POV: AIRYS
Suspirei fundo, sentindo a garganta fechar. E corri.
Os pés afundaram na neve molhada. As pernas tremeram. Não hesitei. Me joguei com força contra ele, o impacto fazendo seu corpo recuar um passo.
Envolvi sua cintura com os dois braços, o rosto se afundando em seu peito nu e quente. Me agarrei com tudo. Tremi.
Não só pelo frio. Mas pela saudade. Pelo medo de perdê-lo. Pela angústia de tê-lo visto se afastar como se carregar o mundo sozinho fosse a única saída.
— Você fugiu... — murmurei contra sua pele. A voz falhou. Os lábios tremeram. As lágrimas escorreram sem que eu pudesse segurar. — Me deixou preocupada.
Daimon não respondeu de imediato.
O corpo dele estava rígido. Os braços ainda ao lado do corpo, como se lutasse com algo dentro de si. Quase recuei. Quase. Mas então, senti.

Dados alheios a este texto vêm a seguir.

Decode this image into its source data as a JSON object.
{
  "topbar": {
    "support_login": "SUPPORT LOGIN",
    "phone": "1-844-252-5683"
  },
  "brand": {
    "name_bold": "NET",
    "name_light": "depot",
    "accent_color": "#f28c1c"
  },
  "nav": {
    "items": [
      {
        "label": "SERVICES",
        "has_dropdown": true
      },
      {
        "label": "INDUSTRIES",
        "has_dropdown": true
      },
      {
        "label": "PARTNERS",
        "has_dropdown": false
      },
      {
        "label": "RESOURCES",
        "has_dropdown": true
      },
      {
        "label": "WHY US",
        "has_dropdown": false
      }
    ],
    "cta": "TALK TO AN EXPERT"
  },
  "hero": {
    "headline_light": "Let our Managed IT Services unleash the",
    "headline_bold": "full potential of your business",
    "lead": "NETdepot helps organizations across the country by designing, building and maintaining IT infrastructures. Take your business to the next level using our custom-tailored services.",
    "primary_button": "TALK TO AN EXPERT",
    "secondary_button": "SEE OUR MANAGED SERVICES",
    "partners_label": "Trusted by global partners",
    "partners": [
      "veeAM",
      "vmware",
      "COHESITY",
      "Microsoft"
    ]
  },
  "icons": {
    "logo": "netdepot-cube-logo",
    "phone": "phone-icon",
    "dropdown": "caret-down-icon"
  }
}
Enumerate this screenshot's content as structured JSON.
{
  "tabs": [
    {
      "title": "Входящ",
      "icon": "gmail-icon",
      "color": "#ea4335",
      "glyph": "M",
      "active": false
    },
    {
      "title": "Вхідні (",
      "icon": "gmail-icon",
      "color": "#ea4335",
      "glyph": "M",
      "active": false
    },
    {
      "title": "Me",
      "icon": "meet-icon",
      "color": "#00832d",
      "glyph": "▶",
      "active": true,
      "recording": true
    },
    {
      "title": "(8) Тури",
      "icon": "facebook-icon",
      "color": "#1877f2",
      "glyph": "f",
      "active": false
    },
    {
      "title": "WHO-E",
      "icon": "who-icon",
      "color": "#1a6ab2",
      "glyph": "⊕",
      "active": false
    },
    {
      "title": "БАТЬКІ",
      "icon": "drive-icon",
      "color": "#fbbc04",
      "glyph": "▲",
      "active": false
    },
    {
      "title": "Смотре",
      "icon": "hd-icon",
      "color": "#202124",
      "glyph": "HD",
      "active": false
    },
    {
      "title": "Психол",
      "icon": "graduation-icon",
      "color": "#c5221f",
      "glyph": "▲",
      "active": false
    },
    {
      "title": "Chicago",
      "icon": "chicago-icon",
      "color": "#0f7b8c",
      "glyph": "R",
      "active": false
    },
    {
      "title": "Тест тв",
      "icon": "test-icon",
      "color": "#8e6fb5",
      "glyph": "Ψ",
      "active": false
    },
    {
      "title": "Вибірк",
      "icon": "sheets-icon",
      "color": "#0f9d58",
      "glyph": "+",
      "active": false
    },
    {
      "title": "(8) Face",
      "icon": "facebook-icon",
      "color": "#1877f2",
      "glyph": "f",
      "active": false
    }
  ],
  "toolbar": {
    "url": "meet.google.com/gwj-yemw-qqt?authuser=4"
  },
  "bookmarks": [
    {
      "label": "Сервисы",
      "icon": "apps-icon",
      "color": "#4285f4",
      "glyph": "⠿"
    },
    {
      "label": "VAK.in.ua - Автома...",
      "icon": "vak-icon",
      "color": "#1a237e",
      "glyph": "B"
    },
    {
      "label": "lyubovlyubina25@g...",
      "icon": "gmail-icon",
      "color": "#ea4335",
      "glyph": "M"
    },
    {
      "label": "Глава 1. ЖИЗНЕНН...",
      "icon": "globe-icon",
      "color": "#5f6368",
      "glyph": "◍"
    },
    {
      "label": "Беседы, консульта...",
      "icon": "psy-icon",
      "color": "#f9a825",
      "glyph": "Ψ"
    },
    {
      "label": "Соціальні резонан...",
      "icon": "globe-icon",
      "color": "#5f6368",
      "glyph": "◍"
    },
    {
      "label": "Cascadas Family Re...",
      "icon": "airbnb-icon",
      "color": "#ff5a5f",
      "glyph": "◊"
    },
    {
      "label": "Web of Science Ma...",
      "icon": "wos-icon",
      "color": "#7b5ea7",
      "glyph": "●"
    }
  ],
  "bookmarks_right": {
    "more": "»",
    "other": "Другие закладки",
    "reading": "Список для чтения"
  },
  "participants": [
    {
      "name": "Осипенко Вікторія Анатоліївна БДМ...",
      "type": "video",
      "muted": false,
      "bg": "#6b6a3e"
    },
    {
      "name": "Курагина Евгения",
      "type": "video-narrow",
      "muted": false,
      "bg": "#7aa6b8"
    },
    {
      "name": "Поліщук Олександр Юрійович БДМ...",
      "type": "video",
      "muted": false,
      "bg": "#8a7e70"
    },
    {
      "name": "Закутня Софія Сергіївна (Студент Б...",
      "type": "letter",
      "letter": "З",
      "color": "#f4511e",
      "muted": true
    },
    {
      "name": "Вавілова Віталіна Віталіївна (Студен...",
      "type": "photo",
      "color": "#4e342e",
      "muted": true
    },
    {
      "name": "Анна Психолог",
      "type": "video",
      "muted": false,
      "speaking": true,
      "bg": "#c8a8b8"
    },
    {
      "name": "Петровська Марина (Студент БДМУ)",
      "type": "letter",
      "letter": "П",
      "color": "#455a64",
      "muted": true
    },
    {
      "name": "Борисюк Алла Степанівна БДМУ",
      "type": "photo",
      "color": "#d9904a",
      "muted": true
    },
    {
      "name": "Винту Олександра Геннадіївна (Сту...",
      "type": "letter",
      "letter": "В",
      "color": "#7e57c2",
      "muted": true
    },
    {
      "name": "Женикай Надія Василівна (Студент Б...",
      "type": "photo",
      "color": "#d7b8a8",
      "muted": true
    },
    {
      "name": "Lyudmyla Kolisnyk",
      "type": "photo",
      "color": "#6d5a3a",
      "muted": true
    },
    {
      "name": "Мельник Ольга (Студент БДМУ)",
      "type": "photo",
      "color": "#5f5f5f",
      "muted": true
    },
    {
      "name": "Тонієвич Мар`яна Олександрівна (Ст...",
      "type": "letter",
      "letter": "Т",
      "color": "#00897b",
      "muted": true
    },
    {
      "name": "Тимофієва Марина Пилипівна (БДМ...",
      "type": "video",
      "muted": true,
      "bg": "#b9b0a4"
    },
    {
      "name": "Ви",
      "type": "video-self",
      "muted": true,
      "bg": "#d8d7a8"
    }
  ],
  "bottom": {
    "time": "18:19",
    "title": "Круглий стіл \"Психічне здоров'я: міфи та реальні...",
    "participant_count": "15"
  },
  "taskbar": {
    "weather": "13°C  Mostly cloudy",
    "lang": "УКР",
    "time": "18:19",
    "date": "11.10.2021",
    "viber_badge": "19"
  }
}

Uma das mãos dele subiu lentamente, enfiando os dedos por entre os meus fios molhados. A outra me puxou com força para mais perto, colando meu corpo ao dele.
Os braços dele me envolveram com firmeza.
Quente. Forte. Dominante.
Um suspiro escapou de mim. Fechei os olhos, sentindo o calor de sua pele contra a minha. O cheiro dele: terroso, masculino, denso. me invadiu e me preencheu. A respiração dele roçou meu pescoço. A mão grande deslizou pelas minhas costas como se quisesse me sentir inteira.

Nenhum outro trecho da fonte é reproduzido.